EBG Holdings LLC v. Vredezicht’s Gravenhage 109 B.V. and NIBC Ban N.V. f/k/a NIB Capital Bank N.V., C.A. No. 2184-VCP (Del. Ch. September 2, 2008)
The petitioner, a Delaware limited liability company (the “Petitioner”) with a New York principal place of business, was formed in February 2004 as part of a restructuring plan. A Dutch private limited liability company (the “Member”) owns an approximately 2.5% interest in Petitioner. The Member is a whollyowned subsidiary of a Dutch corporation (the “Parent”), who was listed as a “designated lender” in the amended and restated limited liability company agreement of the Petitioner (the “LLC Agreement”), but was not a party to the LLC Agreement. Under the LLC Agreement, a member of the Petitioner was required to reimburse the Petitioner for tax advances made by the Petitioner on that member’s behalf, along with applicable interest on those taxes (collectively, the “Tax Advances”). The Petitioner filed a petition seeking reimbursement for the Tax Advances made by the Petitioner on behalf of the Member. Reimbursement was also sought from the Parent for the Tax Advances. The Parent filed a motion to dismiss the action for lack of personal jurisdiction under Rule 12(b)(2). The Court granted the Parent’s motion to dismiss because the Petitioner failed to legally satisfy the requirements for exercising personal jurisdiction against the Parent in Delaware.
The Petitioner asserted four bases for obtaining personal jurisdiction against the Parent in Delaware: (i) Delaware’s long-arm statute (10 Del. C. § 3104), (ii) certain terms of the LLC Agreement, (iii) alter ego or veil piercing theories of jurisdiction, and (iv) the agency theory of personal jurisdiction. The first two theories applied directly to the Parent; the second two theories applied to the Parent indirectly through the Member.
Under the long-arm theory, a court may exercise personal jurisdiction over any nonresident, or a
personal representative, who in person or through an agent transacts any business or performs any
character of work or service in Delaware from which the claim has arisen. Formation of a subsidiary
is sufficient to obtain personal jurisdiction over the parent, where the formation of the subsidiary is
central to the claims of alleged wrongdoing.

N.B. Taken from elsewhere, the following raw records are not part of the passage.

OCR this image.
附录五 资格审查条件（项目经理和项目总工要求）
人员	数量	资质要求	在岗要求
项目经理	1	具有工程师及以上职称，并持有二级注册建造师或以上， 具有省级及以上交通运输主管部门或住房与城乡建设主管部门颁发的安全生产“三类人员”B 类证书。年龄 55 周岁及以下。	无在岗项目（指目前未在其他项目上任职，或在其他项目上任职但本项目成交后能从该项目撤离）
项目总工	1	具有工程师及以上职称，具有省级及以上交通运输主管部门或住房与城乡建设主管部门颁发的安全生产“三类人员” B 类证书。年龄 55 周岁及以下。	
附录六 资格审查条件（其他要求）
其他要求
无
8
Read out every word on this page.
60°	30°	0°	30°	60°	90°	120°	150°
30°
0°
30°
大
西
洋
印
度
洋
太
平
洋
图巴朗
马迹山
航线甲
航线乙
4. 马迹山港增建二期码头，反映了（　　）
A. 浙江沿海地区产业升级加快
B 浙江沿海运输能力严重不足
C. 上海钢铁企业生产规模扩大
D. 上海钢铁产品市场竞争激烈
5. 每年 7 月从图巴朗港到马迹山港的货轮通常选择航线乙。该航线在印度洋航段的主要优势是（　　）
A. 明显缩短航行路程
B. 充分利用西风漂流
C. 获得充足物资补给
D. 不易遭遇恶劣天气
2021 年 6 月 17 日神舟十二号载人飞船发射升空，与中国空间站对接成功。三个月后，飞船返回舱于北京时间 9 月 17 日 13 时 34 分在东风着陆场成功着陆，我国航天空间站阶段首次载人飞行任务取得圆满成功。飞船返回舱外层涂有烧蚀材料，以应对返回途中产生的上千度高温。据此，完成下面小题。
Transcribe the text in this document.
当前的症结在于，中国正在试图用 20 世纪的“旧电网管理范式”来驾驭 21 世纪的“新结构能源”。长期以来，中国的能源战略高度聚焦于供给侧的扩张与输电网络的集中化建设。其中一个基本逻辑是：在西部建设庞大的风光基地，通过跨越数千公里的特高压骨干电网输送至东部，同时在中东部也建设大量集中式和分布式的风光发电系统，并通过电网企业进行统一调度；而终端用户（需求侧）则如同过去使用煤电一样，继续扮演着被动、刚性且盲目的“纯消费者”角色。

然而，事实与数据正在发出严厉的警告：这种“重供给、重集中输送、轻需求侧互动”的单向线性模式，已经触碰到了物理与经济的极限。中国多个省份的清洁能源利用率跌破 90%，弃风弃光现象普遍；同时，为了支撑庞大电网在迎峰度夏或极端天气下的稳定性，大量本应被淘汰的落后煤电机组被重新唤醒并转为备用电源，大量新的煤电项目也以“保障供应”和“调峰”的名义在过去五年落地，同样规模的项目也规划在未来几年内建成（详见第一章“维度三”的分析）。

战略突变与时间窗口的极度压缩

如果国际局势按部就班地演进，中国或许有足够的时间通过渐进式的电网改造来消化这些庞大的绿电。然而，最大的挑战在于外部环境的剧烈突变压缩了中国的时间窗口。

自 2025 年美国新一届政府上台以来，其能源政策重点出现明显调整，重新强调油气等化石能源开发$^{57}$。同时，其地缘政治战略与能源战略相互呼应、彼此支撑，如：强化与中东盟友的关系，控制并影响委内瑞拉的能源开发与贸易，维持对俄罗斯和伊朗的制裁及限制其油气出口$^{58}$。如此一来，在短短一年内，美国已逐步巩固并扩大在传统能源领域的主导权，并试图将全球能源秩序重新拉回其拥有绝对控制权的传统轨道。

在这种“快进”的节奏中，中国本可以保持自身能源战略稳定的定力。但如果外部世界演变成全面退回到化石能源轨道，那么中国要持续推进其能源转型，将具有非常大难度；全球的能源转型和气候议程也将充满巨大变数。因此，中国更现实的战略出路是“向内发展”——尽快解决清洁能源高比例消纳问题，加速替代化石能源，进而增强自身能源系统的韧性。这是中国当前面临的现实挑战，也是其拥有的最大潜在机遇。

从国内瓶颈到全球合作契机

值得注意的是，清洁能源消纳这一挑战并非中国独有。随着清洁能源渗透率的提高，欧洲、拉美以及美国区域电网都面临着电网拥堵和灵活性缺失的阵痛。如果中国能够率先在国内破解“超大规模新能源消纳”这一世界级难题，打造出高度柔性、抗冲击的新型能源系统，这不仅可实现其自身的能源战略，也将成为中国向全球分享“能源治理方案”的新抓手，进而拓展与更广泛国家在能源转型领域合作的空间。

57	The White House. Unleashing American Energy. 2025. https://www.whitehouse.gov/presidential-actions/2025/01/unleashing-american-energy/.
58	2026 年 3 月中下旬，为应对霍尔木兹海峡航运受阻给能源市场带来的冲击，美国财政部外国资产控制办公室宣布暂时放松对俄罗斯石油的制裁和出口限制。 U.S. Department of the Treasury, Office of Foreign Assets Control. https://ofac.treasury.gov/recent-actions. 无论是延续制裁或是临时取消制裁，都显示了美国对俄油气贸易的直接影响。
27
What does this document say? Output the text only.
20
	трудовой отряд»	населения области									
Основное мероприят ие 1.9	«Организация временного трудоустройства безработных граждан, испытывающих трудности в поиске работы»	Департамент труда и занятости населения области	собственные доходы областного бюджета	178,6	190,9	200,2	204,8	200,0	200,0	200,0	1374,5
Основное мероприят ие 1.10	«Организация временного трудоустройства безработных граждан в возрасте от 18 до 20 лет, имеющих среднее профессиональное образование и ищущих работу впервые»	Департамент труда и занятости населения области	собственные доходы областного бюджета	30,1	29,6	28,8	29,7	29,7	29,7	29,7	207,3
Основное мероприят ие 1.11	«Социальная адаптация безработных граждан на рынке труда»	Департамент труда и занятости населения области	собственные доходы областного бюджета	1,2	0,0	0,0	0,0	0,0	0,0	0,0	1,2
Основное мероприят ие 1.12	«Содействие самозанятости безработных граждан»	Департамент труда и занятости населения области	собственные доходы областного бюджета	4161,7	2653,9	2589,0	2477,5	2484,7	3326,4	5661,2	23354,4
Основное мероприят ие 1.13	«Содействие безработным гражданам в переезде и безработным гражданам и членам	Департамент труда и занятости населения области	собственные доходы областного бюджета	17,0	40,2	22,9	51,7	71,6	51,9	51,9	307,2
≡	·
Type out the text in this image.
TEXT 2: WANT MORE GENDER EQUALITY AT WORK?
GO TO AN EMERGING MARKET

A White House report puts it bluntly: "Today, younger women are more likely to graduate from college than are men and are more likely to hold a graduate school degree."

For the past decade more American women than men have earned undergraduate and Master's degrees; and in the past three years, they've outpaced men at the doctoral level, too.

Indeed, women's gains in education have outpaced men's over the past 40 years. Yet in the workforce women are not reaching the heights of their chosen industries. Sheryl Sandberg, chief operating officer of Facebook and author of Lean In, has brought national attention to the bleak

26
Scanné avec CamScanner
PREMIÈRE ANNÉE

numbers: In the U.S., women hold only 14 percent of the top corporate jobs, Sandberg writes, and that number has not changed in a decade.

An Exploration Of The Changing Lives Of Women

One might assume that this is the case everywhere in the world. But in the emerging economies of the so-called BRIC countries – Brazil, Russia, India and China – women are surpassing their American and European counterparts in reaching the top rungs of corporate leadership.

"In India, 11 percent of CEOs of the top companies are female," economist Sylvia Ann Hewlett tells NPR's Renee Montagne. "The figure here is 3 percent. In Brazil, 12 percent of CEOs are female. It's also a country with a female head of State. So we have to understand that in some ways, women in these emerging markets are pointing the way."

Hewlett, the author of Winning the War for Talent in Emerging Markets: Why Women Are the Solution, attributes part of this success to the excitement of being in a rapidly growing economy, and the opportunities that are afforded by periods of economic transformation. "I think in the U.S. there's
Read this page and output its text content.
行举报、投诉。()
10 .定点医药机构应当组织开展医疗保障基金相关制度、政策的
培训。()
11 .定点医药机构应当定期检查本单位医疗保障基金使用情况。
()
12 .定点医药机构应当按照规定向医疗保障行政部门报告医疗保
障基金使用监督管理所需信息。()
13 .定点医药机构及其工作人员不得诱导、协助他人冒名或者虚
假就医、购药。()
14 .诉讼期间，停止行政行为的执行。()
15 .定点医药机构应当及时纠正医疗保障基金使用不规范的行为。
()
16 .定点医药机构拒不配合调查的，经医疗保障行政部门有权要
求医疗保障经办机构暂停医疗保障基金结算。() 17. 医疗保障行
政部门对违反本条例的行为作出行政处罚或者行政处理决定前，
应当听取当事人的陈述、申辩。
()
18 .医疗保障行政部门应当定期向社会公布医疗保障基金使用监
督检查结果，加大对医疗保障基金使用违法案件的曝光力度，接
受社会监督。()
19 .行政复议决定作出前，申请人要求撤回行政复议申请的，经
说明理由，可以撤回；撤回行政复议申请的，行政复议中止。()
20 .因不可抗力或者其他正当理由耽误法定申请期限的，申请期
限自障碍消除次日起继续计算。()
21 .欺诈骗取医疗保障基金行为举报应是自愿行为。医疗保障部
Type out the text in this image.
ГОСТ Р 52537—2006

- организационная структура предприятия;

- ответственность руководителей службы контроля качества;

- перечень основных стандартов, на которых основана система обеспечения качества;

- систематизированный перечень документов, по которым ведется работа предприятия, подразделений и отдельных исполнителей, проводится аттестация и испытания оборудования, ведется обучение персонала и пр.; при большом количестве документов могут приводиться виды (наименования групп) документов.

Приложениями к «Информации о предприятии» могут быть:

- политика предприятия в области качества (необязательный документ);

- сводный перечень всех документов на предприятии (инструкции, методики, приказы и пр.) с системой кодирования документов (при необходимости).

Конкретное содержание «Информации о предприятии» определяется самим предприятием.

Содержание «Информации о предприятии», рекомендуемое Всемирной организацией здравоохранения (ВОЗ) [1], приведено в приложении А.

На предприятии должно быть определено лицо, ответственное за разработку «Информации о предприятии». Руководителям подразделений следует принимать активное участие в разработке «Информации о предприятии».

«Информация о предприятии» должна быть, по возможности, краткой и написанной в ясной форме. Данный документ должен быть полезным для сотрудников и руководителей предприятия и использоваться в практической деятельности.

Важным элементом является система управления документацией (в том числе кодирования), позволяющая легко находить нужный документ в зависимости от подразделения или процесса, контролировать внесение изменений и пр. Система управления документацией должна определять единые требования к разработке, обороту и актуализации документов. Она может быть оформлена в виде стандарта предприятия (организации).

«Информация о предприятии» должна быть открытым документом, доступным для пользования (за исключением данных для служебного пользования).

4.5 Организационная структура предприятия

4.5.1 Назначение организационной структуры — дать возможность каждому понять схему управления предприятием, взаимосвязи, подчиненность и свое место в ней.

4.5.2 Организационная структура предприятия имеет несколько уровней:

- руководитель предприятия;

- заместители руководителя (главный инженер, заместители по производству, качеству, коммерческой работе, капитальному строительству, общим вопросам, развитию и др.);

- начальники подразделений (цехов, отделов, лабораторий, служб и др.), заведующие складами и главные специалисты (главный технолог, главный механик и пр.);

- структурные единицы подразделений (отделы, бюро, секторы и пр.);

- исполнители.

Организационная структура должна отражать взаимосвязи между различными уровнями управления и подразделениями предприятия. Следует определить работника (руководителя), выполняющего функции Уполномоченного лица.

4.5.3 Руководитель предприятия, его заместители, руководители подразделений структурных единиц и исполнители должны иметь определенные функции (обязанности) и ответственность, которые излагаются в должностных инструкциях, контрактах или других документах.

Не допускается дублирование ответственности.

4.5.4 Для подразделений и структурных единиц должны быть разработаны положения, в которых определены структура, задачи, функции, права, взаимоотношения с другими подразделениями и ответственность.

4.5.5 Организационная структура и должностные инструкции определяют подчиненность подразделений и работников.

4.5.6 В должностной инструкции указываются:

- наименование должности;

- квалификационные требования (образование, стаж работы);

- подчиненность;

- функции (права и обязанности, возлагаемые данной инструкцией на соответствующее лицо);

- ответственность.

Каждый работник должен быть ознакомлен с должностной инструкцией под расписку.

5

In the case at hand, the Petitioner failed to allege (i)
that the Parent formed or even that it participated in the formation of the Petitioner in a meaningful fashion, (ii) that the Petitioner was “controlled” by the Parent, or that such control gave rise to its claim, or (iii) any specific elements of fraud.
A foreign person or entity may contractually consent to jurisdiction in Delaware. The Member, as a
party to the LLC Agreement, consented to personal jurisdiction in Delaware, but the Court held that
the consent of the Member as a party to the LLC Agreement did not apply to its affiliated Parent,
which was not a party to the agreement. The Court noted that the LLC Agreement resulted from
negotiation among sophisticated parties, and reasoned that while the submission to jurisdiction clause was applicable only to the parties of the agreement, the limited liability and indemnification provisions of the LLC Agreement were applicable to members and their affiliates. The purposeful inclusion of affiliates in the indemnification provision but the exclusion of affiliates in the submission to jurisdiction provision demonstrated an intent to exclude affiliates from the contractual submission to jurisdiction.
Under the agency and alter ego theories or indirect personal jurisdiction, the agent’s or subsidiary’s
jurisdictional activities may be attributed to its principal or parent, thereby satisfying the long-arm
statute through either an agent or an entity that is merely the alter ego of the principal or parent.
Under the alter ego approach, fraud must be shown. The second factor is whether the subsidiary’s
actions satisfy the long-arm statute. Thirdly, a fact intensive inquiry is required. Drawing all
inferences in favor of the Petitioner, the Court found that the Member did act as the Parent’s agent.
Nevertheless, the Court found that there were not acts in Delaware that satisfied the long-arm statute. The Court also did not find sufficient grounds to find that the Member was the alter ego of the Parent. Furthermore, the Petitioner did not satisfactorily demonstrate fraud or other inequity.